Beyond Benchmarking: A New Paradigm for Evaluation and Assessment of Large Language Models

Jin Liu,Qingquan Li,Wenlong Du
2024-07-10
Abstract:In current benchmarks for evaluating large language models (LLMs), there are issues such as evaluation content restriction, untimely updates, and lack of optimization guidance. In this paper, we propose a new paradigm for the measurement of LLMs: Benchmarking-Evaluation-Assessment. Our paradigm shifts the "location" of LLM evaluation from the "examination room" to the "hospital". Through conducting a "physical examination" on LLMs, it utilizes specific task-solving as the evaluation content, performs deep attribution of existing problems within LLMs, and provides recommendation for optimization.
Computation and Language
What problem does this paper attempt to address?

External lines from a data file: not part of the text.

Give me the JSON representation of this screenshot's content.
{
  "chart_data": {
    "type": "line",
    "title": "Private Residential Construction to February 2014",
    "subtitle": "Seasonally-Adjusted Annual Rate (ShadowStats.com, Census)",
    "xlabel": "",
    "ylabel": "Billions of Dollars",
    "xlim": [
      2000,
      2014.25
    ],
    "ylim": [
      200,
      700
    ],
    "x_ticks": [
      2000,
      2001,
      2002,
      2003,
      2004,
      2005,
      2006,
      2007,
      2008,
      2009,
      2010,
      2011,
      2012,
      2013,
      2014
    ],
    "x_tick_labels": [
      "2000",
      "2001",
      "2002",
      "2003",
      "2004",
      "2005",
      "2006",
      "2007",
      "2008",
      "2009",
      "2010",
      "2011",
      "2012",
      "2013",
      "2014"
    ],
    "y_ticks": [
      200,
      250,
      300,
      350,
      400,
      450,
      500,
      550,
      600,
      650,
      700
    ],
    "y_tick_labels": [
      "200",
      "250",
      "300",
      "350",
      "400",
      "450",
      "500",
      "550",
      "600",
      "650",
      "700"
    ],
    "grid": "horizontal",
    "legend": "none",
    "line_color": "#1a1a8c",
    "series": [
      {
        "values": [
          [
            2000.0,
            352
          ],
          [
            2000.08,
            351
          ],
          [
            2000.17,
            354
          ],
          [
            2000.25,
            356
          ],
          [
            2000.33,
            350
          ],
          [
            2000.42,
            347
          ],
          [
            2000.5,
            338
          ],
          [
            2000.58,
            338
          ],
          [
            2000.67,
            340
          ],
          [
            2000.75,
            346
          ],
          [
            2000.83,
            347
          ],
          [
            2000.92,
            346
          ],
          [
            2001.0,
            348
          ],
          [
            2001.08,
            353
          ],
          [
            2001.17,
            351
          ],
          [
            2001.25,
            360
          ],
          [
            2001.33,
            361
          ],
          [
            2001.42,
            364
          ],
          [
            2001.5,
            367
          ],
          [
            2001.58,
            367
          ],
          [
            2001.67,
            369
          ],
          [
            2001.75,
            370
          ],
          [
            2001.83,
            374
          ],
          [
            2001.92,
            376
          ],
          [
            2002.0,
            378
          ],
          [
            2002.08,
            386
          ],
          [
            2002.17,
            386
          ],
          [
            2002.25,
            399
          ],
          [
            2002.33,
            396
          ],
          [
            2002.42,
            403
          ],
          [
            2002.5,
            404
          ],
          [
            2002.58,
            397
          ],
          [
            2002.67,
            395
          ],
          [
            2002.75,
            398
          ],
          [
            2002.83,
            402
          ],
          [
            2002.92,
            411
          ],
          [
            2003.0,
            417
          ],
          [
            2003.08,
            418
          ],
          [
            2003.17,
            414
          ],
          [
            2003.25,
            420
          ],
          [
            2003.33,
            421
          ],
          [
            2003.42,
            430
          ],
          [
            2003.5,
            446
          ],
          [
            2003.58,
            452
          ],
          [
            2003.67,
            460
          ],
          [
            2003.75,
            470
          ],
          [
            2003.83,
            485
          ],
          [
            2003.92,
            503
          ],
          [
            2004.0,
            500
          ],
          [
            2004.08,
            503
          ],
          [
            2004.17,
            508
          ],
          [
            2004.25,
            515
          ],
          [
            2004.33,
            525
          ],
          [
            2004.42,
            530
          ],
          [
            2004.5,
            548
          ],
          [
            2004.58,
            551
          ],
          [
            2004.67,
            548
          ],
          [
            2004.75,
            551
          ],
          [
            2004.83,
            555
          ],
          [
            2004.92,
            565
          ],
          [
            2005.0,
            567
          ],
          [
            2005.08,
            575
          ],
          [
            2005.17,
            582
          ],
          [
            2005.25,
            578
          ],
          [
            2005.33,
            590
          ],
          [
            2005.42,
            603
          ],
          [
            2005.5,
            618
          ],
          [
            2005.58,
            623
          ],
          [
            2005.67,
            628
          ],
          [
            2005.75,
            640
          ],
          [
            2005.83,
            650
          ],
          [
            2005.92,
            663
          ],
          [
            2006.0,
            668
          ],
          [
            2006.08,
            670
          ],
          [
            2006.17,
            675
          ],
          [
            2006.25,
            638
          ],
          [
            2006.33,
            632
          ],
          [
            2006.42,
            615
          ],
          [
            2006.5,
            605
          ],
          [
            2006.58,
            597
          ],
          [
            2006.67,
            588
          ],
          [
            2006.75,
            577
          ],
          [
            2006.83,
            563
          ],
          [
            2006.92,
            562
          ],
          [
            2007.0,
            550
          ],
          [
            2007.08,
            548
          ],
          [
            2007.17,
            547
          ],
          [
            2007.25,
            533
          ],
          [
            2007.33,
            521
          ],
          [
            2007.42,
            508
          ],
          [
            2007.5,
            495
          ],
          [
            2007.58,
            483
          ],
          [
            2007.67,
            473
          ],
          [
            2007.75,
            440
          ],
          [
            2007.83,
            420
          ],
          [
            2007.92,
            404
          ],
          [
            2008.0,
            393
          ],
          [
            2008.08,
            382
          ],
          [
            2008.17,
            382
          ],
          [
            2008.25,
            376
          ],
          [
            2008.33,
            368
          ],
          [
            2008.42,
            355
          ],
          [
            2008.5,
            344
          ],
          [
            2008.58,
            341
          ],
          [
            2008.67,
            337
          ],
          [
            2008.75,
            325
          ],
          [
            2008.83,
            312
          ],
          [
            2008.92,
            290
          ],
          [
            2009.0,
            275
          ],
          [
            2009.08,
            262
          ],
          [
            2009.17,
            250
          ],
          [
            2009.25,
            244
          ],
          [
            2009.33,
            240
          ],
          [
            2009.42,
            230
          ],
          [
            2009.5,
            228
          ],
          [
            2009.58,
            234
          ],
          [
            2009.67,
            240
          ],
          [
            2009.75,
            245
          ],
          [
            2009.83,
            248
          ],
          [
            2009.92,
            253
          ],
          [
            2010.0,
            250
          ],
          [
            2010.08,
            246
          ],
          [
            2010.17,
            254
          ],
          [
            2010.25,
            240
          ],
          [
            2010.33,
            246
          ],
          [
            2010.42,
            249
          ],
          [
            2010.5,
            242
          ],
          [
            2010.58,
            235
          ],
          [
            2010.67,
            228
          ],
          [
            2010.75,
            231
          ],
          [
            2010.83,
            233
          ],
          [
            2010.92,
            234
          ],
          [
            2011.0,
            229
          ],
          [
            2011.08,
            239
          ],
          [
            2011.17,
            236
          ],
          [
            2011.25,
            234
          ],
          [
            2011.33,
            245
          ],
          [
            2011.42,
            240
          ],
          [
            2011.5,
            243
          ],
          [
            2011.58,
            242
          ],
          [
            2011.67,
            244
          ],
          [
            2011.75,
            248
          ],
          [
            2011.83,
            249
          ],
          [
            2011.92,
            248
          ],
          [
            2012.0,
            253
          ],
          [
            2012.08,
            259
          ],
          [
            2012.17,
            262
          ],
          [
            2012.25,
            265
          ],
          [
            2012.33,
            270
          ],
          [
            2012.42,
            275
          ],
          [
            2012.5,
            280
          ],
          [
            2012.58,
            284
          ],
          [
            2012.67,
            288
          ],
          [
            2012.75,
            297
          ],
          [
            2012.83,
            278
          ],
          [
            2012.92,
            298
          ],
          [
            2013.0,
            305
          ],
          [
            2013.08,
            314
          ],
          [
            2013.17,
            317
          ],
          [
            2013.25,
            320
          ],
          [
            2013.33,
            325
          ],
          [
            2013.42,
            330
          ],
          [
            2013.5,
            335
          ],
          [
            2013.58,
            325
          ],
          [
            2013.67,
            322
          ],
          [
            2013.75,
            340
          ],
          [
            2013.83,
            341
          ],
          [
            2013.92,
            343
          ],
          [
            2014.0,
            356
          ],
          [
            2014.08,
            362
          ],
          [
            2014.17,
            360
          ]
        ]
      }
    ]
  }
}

The paper attempts to address the limitations of current large language model (LLM) evaluation benchmarks, including restrictions on evaluation content, lack of timely updates, and insufficient optimization guidance. Specifically: 1. **Restrictions on Evaluation Content**: Most current LLM evaluation benchmarks adopt an exam-like format, testing the model's knowledge through a series of fixed questions. However, this static knowledge assessment method is insufficient to comprehensively measure the LLM's performance in real-world applications, especially in terms of its ability to solve tasks in specialized fields. 2. **Lack of Dynamic Updates in Evaluation Datasets**: Information in the real world is constantly changing, yet many existing evaluation datasets are rarely updated after their release. This can result in evaluation outcomes that do not reflect the latest performance of the LLM. For example, in security scenarios, new sensitive events occur daily, necessitating timely updates to the evaluation data to ensure the LLM does not generate unsafe responses. 3. **Evaluation Metrics Insufficient for Guiding Model Optimization**: Existing evaluation methods typically generate only a composite score, lacking in-depth analysis and optimization suggestions for specific issues within the LLM. This makes it difficult for developers to make targeted improvements to the model based on the evaluation results. To address these issues, the paper proposes a new evaluation paradigm—"Benchmarking-Evaluation-Assessment" (BEA), which aims to more comprehensively evaluate the LLM's capabilities through specific task-solving processes and provide detailed optimization suggestions. This new paradigm likens the evaluation process to a medical check-up in a hospital, using progressively deeper evaluation methods to identify and resolve specific issues within the LLM.